Juanita Castro was recruited by the CIA in 1961 through her friend Virginia Leitao de Cunha, wife of the Brazilian ambassador in Havana, but refused to conspire in any attempts on the lives of her brothers Fidel and Raul Castro.
According to Juanita's revelations in her book, Fidel y Raúl, mis hermanos. La historia secreta -- Fidel and Raúl, My Brothers. The Secret History -- which hit the book stores Monday, Virginia Leitao called her to a meeting at the Brazilian ambassador's residence in Havana and proposed she collaborate with "some friends who know of your [anti-government] work and want to help you."
The meeting took place shortly after the failed Bay of Pigs invasion in April of 1961, and Juanita would quickly begin operating inside Cuba as agent "Donna." For almost three years she protected in her home several opponents of her brothers' revolution.

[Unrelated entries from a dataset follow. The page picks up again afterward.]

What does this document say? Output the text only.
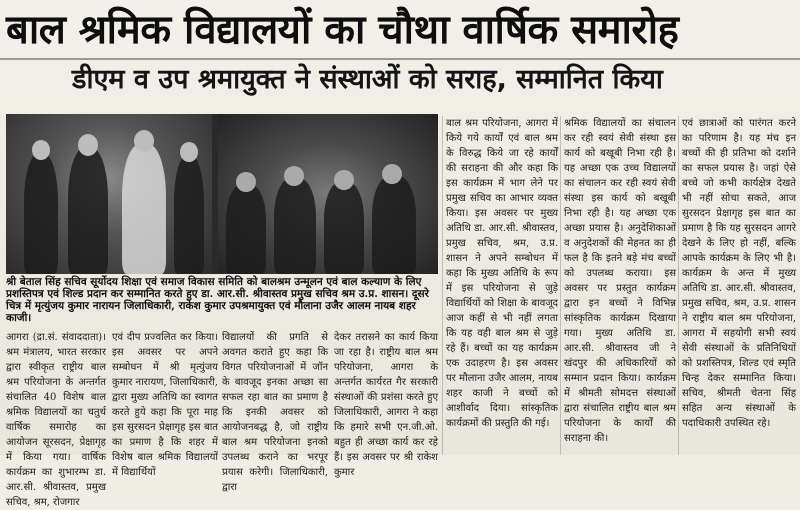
बाल श्रमिक विद्यालयों का चौथा वार्षिक समारोह
डीएम व उप श्रमायुक्त ने संस्थाओं को सराह, सम्मानित किया
श्री बेताल सिंह सचिव सूर्योदय शिक्षा एवं समाज विकास समिति को बालश्रम उन्मूलन एवं बाल कल्याण के लिए प्रशस्तिपत्र एवं शिल्ड प्रदान कर सम्मानित करते हुए डा. आर.सी. श्रीवास्तव प्रमुख सचिव श्रम उ.प्र. शासन। दूसरे चित्र में मृत्युंजय कुमार नारायन जिलाधिकारी, राकेश कुमार उपश्रमायुक्त एवं मौलाना उजैर आलम नायब शहर काजी।
आगरा (द्रा.सं. संवाददाता)। श्रम मंत्रालय, भारत सरकार द्वारा स्वीकृत राष्ट्रीय बाल श्रम परियोजना के अन्तर्गत संचालित 40 विशेष बाल श्रमिक विद्यालयों का चतुर्थ वार्षिक समारोह का आयोजन सूरसदन, प्रेक्षागृह में किया गया। वार्षिक कार्यक्रम का शुभारम्भ डा. आर.सी. श्रीवास्तव, प्रमुख सचिव, श्रम, रोजगार
एवं दीप प्रज्वलित कर किया। इस अवसर पर अपने सम्बोधन में श्री मृत्युंजय कुमार नारायण, जिलाधिकारी, द्वारा मुख्य अतिथि का स्वागत करते हुये कहा कि पूरा माह इस सुरसदन प्रेक्षागृह इस बात का प्रमाण है कि शहर में विशेष बाल श्रमिक विद्यालयों में विद्यार्थियों
विद्यालयों की प्रगति से अवगत कराते हुए कहा कि विगत परियोजनाओं में जॉन के बावजूद इनका अच्छा सा सफल रहा बात का प्रमाण है कि इनकी अवसर को आयोजनबद्ध है, जो राष्ट्रीय बाल श्रम परियोजना इनको उपलब्ध कराने का भरपूर प्रयास करेगी। जिलाधिकारी, द्वारा
देकर तरासने का कार्य किया जा रहा है। राष्ट्रीय बाल श्रम परियोजना, आगरा के अन्तर्गत कार्यरत गैर सरकारी संस्थाओं की प्रशंसा करते हुए जिलाधिकारी, आगरा ने कहा कि हमारे सभी एन.जी.ओ. बहुत ही अच्छा कार्य कर रहे हैं। इस अवसर पर श्री राकेश कुमार
बाल श्रम परियोजना, आगरा में किये गये कार्यों एवं बाल श्रम के विरुद्ध किये जा रहे कार्यों की सराहना की और कहा कि इस कार्यक्रम में भाग लेने पर प्रमुख सचिव का आभार व्यक्त किया। इस अवसर पर मुख्य अतिथि डा. आर.सी. श्रीवास्तव, प्रमुख सचिव, श्रम, उ.प्र. शासन ने अपने सम्बोधन में कहा कि मुख्य अतिथि के रूप में इस परियोजना से जुड़े विद्यार्थियों को शिक्षा के बावजूद आज कहीं से भी नहीं लगता कि यह वही बाल श्रम से जुड़े रहे हैं। बच्चों का यह कार्यक्रम एक उदाहरण है। इस अवसर पर मौलाना उजैर आलम, नायब शहर काजी ने बच्चों को आशीर्वाद दिया। सांस्कृतिक कार्यक्रमों की प्रस्तुति की गई।
श्रमिक विद्यालयों का संचालन कर रही स्वयं सेवी संस्था इस कार्य को बखूबी निभा रही है। यह अच्छा एक उच्च विद्यालयों का संचालन कर रही स्वयं सेवी संस्था इस कार्य को बखूबी निभा रही है। यह अच्छा एक अच्छा प्रयास है। अनुदेशिकाओं व अनुदेशकों की मेहनत का ही फल है कि इतने बड़े मंच बच्चों को उपलब्ध कराया। इस अवसर पर प्रस्तुत कार्यक्रम द्वारा इन बच्चों ने विभिन्न सांस्कृतिक कार्यक्रम दिखाया गया। मुख्य अतिथि डा. आर.सी. श्रीवास्तव जी ने खंदपुर की अधिकारियों को सम्मान प्रदान किया। कार्यक्रम में श्रीमती सोमदत्त संस्थाओं द्वारा संचालित राष्ट्रीय बाल श्रम परियोजना के कार्यों की सराहना की।
एवं छात्राओं को पारंगत करने का परिणाम है। यह मंच इन बच्चों की ही प्रतिभा को दर्शाने का सफल प्रयास है। जहां ऐसे बच्चे जो कभी कार्यक्षेत्र देखते भी नहीं सोचा सकते, आज सुरसदन प्रेक्षागृह इस बात का प्रमाण है कि यह सुरसदन आगरे देखने के लिए हो नहीं, बल्कि आपके कार्यक्रम के लिए भी है। कार्यक्रम के अन्त में मुख्य अतिथि डा. आर.सी. श्रीवास्तव, प्रमुख सचिव, श्रम, उ.प्र. शासन ने राष्ट्रीय बाल श्रम परियोजना, आगरा में सहयोगी सभी स्वयं सेवी संस्थाओं के प्रतिनिधियों को प्रशस्तिपत्र, शिल्ड एवं स्मृति चिन्ह देकर सम्मानित किया। सचिव, श्रीमती चेतना सिंह सहित अन्य संस्थाओं के पदाधिकारी उपस्थित रहे।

The 432-page book was written in collaboration with Mexican journalist María Antonieta Collins and published by Santillana USA.
It was the first time that Juanita has directly confirmed her links to the CIA, although they have been mentioned in public in the past.
Shortly after she went into exile in 1964, The Times-Picayune newspaper in New Orleans published an Associated Press story under the headline "Juanita Castro informed the CIA; Handed over informations during four years in Cuba."
In 1975, renegade CIA agent Phillip Agee branded her as a CIA "propaganda agent'' in his book Inside the Company.